Perdana Menteri Italia Giorgia Meloni. Foto: EFE
Italia Tangguhkan Perjanjian Pertahanan dengan Israel
Muhammad Reyhansyah • 15 April 2026 18:26
Roma: Perdana Menteri Italia Giorgia Meloni menyatakan bahwa pemerintahnya tidak akan memperpanjang perjanjian pertahanan dengan Israel, di tengah memburuknya hubungan kedua negara.
Melansir BBC, Rabu, 15 April 2026, Meloni menjelaskan bahwa keputusan untuk menangguhkan perpanjangan kesepakatan yang biasanya diperbarui setiap lima tahun diambil “melihat situasi saat ini,” tanpa memberikan rincian lebih lanjut.
Hubungan antara Roma dan Tel Aviv yang selama ini dikenal erat, belakangan mengalami ketegangan.
Pekan lalu, Italia memanggil duta besar Israel setelah pasukan Israel melepaskan tembakan peringatan ke arah konvoi penjaga perdamaian PBB asal Italia di Lebanon, yang menyebabkan kerusakan pada satu kendaraan tanpa menimbulkan korban.
Sebagai balasan, Israel juga memanggil duta besar Italia untuk memprotes pernyataan Menteri Luar Negeri Antonio Tajani yang mengecam “serangan tidak dapat diterima” terhadap warga sipil di Lebanon.
Pejabat Kementerian Pertahanan Italia menyatakan masih mengkaji bagaimana keputusan pemerintah tersebut akan diterapkan secara hukum dan praktis dalam kerangka kerja sama dengan Israel.
Kebijakan Senjata Italia-Israel
Menurut data Stockholm International Peace Research Institute (SIPRI), Italia merupakan eksportir senjata terbesar ketiga ke Israel, meskipun kontribusinya hanya sekitar 1,3 persen dari total impor senjata Israel pada periode 2021–2025.Sejumlah negara Eropa sebelumnya telah membatasi atau menghentikan ekspor senjata ke Israel selama operasi militer di Gaza.
Operasi tersebut dipicu oleh serangan yang dipimpin Hamas pada 7 Oktober 2023 yang menewaskan sekitar 1.200 orang dan menyebabkan 251 lainnya disandera ke Gaza.
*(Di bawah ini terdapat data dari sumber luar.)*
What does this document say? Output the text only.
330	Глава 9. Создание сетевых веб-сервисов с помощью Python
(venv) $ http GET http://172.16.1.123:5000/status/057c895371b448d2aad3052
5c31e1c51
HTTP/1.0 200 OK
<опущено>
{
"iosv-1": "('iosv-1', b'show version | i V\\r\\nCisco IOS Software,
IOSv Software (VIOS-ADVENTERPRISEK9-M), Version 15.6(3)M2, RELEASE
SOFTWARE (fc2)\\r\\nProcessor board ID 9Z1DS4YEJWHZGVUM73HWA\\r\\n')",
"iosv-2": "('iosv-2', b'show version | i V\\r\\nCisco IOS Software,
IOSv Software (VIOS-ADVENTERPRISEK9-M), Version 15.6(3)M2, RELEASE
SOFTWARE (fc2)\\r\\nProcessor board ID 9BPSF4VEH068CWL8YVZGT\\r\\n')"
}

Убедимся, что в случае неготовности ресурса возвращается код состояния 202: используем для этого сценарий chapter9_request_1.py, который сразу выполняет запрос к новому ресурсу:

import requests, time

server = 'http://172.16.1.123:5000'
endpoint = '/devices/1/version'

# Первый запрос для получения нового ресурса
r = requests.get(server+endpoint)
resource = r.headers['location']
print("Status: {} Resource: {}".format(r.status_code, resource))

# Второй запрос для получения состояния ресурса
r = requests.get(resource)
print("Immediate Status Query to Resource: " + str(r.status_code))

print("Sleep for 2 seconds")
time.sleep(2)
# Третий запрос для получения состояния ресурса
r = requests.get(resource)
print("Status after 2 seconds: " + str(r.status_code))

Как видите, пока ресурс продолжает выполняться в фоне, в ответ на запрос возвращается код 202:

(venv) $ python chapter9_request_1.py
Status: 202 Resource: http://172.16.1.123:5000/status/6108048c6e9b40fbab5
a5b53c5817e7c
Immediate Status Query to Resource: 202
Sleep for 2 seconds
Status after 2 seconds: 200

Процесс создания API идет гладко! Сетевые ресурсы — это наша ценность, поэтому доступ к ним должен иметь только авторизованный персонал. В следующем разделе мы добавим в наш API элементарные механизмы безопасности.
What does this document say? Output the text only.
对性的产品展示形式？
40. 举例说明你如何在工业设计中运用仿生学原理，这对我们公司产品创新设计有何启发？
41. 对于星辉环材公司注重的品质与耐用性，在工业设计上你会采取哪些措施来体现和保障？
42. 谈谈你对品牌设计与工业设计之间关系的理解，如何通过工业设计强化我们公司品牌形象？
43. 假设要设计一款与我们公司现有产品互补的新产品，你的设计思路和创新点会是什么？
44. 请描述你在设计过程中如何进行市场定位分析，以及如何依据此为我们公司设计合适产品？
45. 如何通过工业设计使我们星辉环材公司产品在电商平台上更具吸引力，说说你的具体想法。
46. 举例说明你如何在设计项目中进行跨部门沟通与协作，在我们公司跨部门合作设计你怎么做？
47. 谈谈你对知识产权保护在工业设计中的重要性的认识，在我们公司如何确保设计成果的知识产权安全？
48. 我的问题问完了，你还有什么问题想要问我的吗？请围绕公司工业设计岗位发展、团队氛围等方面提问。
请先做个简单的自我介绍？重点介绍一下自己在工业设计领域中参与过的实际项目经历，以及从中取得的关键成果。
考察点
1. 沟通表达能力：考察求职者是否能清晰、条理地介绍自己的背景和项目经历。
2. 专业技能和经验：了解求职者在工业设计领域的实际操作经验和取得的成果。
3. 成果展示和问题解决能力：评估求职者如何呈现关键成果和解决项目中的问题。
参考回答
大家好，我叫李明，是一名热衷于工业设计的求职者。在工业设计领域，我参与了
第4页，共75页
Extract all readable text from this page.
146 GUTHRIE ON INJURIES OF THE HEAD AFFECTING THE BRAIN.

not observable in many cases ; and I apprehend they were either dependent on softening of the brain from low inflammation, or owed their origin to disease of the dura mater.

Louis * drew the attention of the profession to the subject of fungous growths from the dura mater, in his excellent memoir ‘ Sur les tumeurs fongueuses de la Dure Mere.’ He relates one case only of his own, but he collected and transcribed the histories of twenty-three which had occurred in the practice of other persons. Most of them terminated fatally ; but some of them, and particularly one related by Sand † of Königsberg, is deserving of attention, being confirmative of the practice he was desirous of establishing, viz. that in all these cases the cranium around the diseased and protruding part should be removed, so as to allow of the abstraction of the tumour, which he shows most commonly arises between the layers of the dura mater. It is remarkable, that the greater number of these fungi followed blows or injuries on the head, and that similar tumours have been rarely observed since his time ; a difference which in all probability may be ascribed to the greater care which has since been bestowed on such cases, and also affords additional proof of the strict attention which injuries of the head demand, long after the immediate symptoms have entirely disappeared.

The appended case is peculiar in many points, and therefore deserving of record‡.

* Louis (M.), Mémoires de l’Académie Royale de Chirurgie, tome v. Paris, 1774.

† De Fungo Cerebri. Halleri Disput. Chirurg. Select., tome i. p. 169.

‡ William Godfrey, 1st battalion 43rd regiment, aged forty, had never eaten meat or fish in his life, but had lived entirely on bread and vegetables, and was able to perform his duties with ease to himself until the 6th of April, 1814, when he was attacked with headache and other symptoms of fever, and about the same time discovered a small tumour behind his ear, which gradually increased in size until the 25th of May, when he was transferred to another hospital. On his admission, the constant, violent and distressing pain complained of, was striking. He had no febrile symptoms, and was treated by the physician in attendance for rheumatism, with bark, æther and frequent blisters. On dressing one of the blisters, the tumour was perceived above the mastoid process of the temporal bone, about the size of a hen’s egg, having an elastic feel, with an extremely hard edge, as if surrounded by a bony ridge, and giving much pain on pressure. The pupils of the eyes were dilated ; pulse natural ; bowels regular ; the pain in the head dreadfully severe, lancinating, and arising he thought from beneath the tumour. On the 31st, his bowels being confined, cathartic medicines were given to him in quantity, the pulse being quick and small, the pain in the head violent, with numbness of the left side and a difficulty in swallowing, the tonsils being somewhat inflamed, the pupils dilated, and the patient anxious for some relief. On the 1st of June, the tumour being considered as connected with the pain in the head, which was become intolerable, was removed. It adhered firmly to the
Setelah itu, lebih dari 72.000 orang dilaporkan tewas akibat operasi militer Israel di wilayah tersebut.
Dalam beberapa tahun terakhir, tekanan publik di Italia untuk mengambil langkah serupa semakin meningkat, dengan ratusan ribu orang turun ke jalan atau melakukan aksi mogok sebagai bentuk protes.
Meski demikian, pemerintahan koalisi sayap kanan Meloni sebelumnya tetap menjadi salah satu sekutu terdekat Israel di Eropa dan menolak mengikuti negara lain yang mengakui negara Palestina.
Namun, dinamika politik domestik mulai berubah setelah kekalahan pemerintah dalam referendum reformasi konstitusi pada akhir Maret, yang dinilai mencerminkan menurunnya dukungan publik.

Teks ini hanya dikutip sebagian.